What will the changes mean for UK lenders and borrowers?
- Some buy-to-let mortgage lenders will need become regulated by the FCA – it is estimated to be around 10% of buy to let mortgages will be issued to consumers.
- The currently used “Key Facts Illustration” (KFI), a document summarising the important features of a mortgage, enabling borrowers to compare offers with other mortgages, will be replaced with a “European Standard Information Sheet” (ESIS). This will then be a Europe-wide standardised set of disclosure information for borrowers.
- The requirements relating to foreign currency loans will change along with the lenders’ administration processes, procedures and documentation, all of which will need to be in line with the legislation changes.
- Some buy-to-let lenders who were not registered with FCA will have to apply for and hold the relevant new FCA consumer buy-to-let permissions if they wish to continue in business with these types of loans.
- All second charge lenders and brokers will need to be registered with the FCA.
- The lender will come under an MCD rule which introduces a “reflection period” of at least seven days, beginning when the lender issues its binding offer of a loan. This is to give the client mortgage applicant time to search the market and make comparisons, and reflect on what they are committing to. The offer remains binding on the lender during this reflection period.
- The rule changes are intended to standardise processes across the EU and better inform and protect consumers through MCD, the ESIS and the FCA.

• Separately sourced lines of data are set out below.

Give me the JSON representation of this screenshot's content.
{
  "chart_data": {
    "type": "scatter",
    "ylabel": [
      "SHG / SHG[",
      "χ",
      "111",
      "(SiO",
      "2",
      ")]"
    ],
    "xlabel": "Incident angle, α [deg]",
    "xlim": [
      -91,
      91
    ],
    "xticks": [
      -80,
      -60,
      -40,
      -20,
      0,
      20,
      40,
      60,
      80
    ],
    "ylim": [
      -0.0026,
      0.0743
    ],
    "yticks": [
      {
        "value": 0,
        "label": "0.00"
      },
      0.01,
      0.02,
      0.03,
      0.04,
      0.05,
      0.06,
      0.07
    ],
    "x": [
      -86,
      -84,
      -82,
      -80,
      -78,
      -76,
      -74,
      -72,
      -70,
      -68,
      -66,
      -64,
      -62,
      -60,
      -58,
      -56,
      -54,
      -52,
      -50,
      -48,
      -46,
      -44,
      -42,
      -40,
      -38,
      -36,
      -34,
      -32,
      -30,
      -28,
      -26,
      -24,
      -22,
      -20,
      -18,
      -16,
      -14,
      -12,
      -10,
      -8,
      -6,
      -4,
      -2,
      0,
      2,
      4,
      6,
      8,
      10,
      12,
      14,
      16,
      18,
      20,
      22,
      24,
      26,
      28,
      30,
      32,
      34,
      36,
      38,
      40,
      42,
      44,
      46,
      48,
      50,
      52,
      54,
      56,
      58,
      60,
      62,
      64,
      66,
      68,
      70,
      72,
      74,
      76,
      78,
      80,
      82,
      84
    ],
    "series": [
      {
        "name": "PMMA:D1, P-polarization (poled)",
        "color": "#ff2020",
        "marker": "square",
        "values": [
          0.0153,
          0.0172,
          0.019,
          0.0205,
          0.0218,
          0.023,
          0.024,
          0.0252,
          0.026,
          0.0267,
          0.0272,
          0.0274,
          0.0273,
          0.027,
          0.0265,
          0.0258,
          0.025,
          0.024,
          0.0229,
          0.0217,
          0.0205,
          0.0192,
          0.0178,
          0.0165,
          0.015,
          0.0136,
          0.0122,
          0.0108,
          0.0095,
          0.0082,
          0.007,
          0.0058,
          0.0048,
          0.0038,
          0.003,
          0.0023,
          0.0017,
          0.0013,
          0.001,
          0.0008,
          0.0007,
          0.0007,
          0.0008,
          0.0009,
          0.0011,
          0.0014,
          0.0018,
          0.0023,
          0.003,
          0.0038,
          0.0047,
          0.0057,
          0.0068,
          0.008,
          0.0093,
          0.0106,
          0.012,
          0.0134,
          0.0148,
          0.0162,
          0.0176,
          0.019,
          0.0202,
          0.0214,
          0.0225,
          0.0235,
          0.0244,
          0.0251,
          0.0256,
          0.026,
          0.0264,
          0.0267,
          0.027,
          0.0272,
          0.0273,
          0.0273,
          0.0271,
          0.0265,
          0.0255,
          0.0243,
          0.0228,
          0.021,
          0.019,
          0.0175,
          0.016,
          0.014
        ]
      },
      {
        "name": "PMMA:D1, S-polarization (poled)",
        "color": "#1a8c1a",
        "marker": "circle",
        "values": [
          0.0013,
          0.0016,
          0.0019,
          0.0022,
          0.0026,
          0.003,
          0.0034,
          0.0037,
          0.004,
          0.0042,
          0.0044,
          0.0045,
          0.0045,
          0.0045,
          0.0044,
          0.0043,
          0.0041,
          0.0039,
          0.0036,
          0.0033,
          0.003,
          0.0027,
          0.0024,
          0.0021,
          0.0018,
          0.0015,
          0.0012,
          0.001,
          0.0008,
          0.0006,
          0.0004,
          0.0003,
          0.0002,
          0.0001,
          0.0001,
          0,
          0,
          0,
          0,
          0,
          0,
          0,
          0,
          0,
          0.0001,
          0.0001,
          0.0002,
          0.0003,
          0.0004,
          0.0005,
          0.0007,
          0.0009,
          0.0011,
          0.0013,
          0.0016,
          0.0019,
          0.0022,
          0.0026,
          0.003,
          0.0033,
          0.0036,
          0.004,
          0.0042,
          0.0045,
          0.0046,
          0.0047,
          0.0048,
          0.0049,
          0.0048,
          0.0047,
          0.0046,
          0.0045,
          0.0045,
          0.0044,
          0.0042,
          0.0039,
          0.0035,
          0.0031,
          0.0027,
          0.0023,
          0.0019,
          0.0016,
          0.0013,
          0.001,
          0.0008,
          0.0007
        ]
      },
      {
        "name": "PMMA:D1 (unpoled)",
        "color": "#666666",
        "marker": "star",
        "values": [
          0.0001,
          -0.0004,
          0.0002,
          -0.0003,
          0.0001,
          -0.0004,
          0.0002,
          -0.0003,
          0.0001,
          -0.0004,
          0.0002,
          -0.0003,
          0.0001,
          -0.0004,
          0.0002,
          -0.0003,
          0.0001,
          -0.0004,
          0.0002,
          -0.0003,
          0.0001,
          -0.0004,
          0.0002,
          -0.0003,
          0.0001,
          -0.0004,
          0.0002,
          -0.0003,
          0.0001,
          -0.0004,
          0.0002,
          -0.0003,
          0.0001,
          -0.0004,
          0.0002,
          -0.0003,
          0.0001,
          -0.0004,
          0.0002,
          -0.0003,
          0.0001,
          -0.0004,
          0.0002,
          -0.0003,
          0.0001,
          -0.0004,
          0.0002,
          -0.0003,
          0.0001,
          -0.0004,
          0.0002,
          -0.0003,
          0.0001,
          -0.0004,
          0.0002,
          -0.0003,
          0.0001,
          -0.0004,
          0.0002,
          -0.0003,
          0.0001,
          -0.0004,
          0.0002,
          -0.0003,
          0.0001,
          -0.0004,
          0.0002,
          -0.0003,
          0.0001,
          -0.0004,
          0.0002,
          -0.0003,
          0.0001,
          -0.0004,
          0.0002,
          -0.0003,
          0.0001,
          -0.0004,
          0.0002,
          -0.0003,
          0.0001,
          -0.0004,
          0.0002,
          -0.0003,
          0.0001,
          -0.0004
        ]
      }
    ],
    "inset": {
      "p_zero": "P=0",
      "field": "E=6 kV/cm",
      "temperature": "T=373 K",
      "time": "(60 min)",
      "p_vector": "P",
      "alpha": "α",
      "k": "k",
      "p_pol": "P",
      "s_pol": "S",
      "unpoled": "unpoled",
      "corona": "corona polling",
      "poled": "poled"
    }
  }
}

- Consumer buy-to-let landlords will be subject to the same affordability checks as are currently residential mortgage applications which will be strictly enforced.
- Mortgage borrowers will have an automatic right to repay their mortgage early, either partially or in full.
A major UK Mortgage Market Review introduced new rules in the UK mortgage market from April 2014. It was developed with the MCD framework in mind and includes a strict affordability check to ensure a borrower can afford their mortgage, even if rates were to increase by 3% from current levels.
Currently, lenders are allowed some discretion and can waive affordability criteria on re-mortgages where there’s no additional borrowing, or they are the current lender. It is not clear if this will be allowed under MCD.
Buy-to-let mortgages have accounted for a significant part of the UK mortgage market (around 16% in 2015). MCD will bring in a new consumer buy-to-let application process meaning increased work and bureaucracy for lenders and some smaller landlords may not meet eligibility criteria when applying for a re-mortgage.
However, most people in the lending industry see that educating and protecting consumers against ill-advised lending and borrowing is a sensible rule change. By far the majority of the buy-to-let market will be seen as a “business”** operation and will remain largely unaffected.
* Second charge mortgages are often referred to as second mortgages because they have secondary priority behind a main (or first charge) mortgage. They are a secured loan, which means they use the borrower’s home as security. Many people use them as a way to raise money instead of re-mortgaging. Only home owners can get a second mortgage, although they do not necessarily need to live in the property. A second charge mortgage allows borrowers to use any equity in the home as security against another loan. It means the borrower will essentially have two mortgages on the home.
**Something of an anomaly exists in UK legislation: HMRC class buy-to-let as an “Investment “ activity for tax purposes, meaning that landlords cannot benefit from many of the business tax allowances, even less so since the 2015 Summer Budgets which removes some mortgage interest tax relief. However, in the case of mortgages as seen above, and with the Flood-Re scheme, buy-to-let IS classed as a business. Cake and eat it springs to mind!